Diversification Opportunities for Magnite and Sea

0.07
  Correlation Coefficient

Significant diversification

The 3 months correlation between Magnite and Sea is 0.07. Overlapping area represents the amount of risk that can be diversified away by holding Magnite and Sea in the same portfolio, assuming nothing else is changed. The correlation between historical prices or returns on Sea and Magnite is a relative statistical measure of the degree to which these equity instruments tend to move together. The correlation coefficient measures the extent to which returns on Magnite are associated (or correlated) with Sea. Values of the correlation coefficient range from -1 to +1, where. The correlation of zero (0) is possible when the price movement of Sea has no effect on the direction of Magnite i.e., Magnite and Sea go up and down completely randomly.

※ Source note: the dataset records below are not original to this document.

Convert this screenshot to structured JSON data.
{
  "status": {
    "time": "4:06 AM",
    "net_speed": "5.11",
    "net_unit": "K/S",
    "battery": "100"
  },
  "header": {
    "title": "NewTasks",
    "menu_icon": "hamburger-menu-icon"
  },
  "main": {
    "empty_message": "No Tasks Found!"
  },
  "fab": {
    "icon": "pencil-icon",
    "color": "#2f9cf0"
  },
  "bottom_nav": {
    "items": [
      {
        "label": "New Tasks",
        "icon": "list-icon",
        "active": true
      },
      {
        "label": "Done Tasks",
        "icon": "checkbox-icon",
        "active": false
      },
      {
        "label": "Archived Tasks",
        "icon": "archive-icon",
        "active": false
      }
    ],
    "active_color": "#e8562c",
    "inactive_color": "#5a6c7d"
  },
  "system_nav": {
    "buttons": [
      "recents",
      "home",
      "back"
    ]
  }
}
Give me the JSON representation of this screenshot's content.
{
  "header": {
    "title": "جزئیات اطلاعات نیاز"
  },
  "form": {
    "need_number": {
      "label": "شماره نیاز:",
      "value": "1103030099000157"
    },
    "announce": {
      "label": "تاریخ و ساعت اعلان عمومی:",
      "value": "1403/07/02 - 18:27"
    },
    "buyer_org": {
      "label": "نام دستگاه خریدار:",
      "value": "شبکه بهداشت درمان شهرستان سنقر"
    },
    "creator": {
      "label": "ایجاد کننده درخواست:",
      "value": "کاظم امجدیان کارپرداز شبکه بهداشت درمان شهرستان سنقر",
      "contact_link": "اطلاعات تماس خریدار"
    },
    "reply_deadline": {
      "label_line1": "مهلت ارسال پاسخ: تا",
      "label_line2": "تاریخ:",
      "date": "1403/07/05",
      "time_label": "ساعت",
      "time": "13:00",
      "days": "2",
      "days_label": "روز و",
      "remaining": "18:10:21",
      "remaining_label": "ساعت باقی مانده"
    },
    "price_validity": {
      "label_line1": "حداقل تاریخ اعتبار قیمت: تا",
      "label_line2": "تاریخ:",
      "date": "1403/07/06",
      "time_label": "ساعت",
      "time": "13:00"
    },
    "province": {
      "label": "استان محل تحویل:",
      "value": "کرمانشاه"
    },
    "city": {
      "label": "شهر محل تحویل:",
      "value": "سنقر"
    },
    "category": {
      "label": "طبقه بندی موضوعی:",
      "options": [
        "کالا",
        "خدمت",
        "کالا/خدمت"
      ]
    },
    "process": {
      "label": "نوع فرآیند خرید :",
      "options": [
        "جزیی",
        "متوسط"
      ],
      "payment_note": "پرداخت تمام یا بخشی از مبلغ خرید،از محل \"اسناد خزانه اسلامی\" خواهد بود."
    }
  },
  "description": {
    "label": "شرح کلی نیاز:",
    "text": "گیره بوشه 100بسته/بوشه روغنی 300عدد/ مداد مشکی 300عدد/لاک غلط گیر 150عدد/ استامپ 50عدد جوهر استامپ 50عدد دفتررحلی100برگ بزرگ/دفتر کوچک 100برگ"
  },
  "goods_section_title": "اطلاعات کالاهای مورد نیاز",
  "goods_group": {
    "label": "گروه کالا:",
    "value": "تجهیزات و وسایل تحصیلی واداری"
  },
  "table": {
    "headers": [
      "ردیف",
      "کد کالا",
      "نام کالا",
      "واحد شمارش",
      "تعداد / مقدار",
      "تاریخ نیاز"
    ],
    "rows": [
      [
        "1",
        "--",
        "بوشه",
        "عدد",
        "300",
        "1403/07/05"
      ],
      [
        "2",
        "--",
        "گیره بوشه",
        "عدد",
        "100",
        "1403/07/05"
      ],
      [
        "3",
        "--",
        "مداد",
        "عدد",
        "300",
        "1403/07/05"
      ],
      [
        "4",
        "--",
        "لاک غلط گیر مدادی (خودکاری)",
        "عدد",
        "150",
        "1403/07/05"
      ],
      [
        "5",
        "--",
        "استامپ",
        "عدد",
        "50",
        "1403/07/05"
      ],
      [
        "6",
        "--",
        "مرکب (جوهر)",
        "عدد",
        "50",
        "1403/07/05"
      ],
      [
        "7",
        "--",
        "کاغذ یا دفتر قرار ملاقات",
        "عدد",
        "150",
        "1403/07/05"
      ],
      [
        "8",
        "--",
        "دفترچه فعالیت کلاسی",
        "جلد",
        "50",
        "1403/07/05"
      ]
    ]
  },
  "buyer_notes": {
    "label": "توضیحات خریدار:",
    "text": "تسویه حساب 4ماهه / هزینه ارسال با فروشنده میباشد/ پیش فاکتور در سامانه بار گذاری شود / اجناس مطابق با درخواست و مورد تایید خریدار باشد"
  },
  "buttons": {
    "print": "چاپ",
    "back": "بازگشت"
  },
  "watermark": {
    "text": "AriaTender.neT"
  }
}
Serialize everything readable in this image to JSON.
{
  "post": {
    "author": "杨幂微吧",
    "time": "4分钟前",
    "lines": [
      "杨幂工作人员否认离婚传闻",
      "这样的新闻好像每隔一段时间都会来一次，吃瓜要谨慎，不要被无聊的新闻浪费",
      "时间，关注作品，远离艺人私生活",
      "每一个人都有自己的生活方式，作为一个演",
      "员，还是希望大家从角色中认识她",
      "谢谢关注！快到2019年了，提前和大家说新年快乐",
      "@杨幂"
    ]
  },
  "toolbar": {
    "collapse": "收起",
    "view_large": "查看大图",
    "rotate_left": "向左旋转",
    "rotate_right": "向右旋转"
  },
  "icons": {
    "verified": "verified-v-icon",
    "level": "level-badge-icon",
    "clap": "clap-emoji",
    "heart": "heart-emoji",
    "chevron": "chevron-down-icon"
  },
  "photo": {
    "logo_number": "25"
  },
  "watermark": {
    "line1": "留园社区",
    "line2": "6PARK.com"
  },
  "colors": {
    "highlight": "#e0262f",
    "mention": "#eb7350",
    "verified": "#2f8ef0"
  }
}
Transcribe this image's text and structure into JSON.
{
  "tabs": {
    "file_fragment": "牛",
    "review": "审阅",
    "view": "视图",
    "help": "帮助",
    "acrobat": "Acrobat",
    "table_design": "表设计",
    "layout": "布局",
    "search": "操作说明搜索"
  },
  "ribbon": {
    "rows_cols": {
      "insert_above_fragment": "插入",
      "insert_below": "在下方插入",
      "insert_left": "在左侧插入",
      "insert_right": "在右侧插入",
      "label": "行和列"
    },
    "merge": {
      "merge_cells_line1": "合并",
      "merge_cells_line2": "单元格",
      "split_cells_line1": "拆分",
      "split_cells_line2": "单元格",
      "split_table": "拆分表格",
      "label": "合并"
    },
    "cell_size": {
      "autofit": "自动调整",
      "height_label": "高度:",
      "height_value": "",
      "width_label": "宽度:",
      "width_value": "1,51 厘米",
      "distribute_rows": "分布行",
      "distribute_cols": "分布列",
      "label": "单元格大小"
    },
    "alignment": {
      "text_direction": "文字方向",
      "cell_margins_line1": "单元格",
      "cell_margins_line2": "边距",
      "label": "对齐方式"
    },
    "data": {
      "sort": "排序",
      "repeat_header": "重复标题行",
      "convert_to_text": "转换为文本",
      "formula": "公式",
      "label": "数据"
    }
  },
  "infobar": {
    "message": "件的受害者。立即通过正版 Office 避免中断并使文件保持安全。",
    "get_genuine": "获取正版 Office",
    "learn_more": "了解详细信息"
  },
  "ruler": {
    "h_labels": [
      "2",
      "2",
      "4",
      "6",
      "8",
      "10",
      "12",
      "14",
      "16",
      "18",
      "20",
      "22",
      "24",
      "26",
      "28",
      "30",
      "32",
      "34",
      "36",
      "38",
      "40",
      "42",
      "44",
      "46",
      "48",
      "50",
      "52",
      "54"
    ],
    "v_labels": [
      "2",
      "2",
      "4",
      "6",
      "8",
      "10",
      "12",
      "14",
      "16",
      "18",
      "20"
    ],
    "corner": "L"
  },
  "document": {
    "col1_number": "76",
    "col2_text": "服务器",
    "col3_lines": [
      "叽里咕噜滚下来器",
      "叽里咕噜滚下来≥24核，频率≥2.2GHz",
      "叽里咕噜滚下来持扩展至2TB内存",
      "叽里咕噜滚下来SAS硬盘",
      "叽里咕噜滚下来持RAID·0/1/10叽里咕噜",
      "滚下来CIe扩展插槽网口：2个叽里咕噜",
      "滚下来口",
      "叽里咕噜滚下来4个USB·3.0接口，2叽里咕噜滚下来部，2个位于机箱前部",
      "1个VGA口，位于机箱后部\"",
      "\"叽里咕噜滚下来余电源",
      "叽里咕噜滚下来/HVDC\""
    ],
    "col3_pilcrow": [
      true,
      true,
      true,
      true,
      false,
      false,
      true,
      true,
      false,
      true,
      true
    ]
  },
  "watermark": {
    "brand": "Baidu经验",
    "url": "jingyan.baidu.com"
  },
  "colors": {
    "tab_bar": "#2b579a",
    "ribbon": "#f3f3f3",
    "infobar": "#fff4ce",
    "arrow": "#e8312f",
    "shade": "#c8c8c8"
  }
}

Pair Corralation between Magnite and Sea

Given the investment horizon of 90 days Magnite is expected to under-perform the Sea. In addition to that, Magnite is 1.31 times more volatile than Sea. It trades about -0.11 of its total potential returns per unit of risk. Sea is currently generating about 0.07 per unit of volatility. If you would invest  11,579  in Sea on December 17, 2024 and sell it today you would earn a total of  1,164  from holding Sea or generate 10.05% return on investment over 90 days.
Time Period3 Months [change]
DirectionMoves Together 
StrengthInsignificant
Accuracy100.0%
ValuesDaily Returns

Magnite  vs.  Sea

 Performance 
       Timeline  
Magnite 

Risk-Adjusted Performance

Very Weak

 
Weak
 
Strong
Over the last 90 days Magnite has generated negative risk-adjusted returns adding no value to investors with long positions. Despite weak performance in the last few months, the Stock's basic indicators remain fairly strong which may send shares a bit higher in April 2025. The recent confusion may also be a sign of long-lasting up-swing for the firm traders.
Sea 

Risk-Adjusted Performance

Modest

 
Weak
 
Strong
Compared to the overall equity markets, risk-adjusted returns on investments in Sea are ranked lower than 5 (%) of all global equities and portfolios over the last 90 days. In spite of rather unsteady technical and fundamental indicators, Sea may actually be approaching a critical reversion point that can send shares even higher in April 2025.

Magnite and Sea Volatility Contrast

   Predicted Return Density   
       Returns  

Pair Trading with Magnite and Sea

The main advantage of trading using opposite Magnite and Sea positions is that it hedges away some unsystematic risk. Because of two separate transactions, even if Magnite position performs unexpectedly, Sea can make up some of the losses. Pair trading also minimizes risk from directional movements in the market. For example, if an entire industry or sector drops because of unexpected headlines, the short position in Sea will offset losses from the drop in Sea's long position.
The idea behind Magnite and Sea pairs trading is to make the combined position market-neutral, meaning the overall market's direction will not affect its win or loss (or potential downside or upside). This can be achieved by designing a pairs trade with two highly correlated stocks or equities that operate in a similar space or sector, making it possible to obtain profits through simple and relatively low-risk investment.
Check out your portfolio center.
Note that this page's information should be used as a complementary analysis to find the right mix of equity instruments to add to your existing portfolios or create a brand new portfolio. You can also try the Odds Of Bankruptcy module to get analysis of equity chance of financial distress in the next 2 years.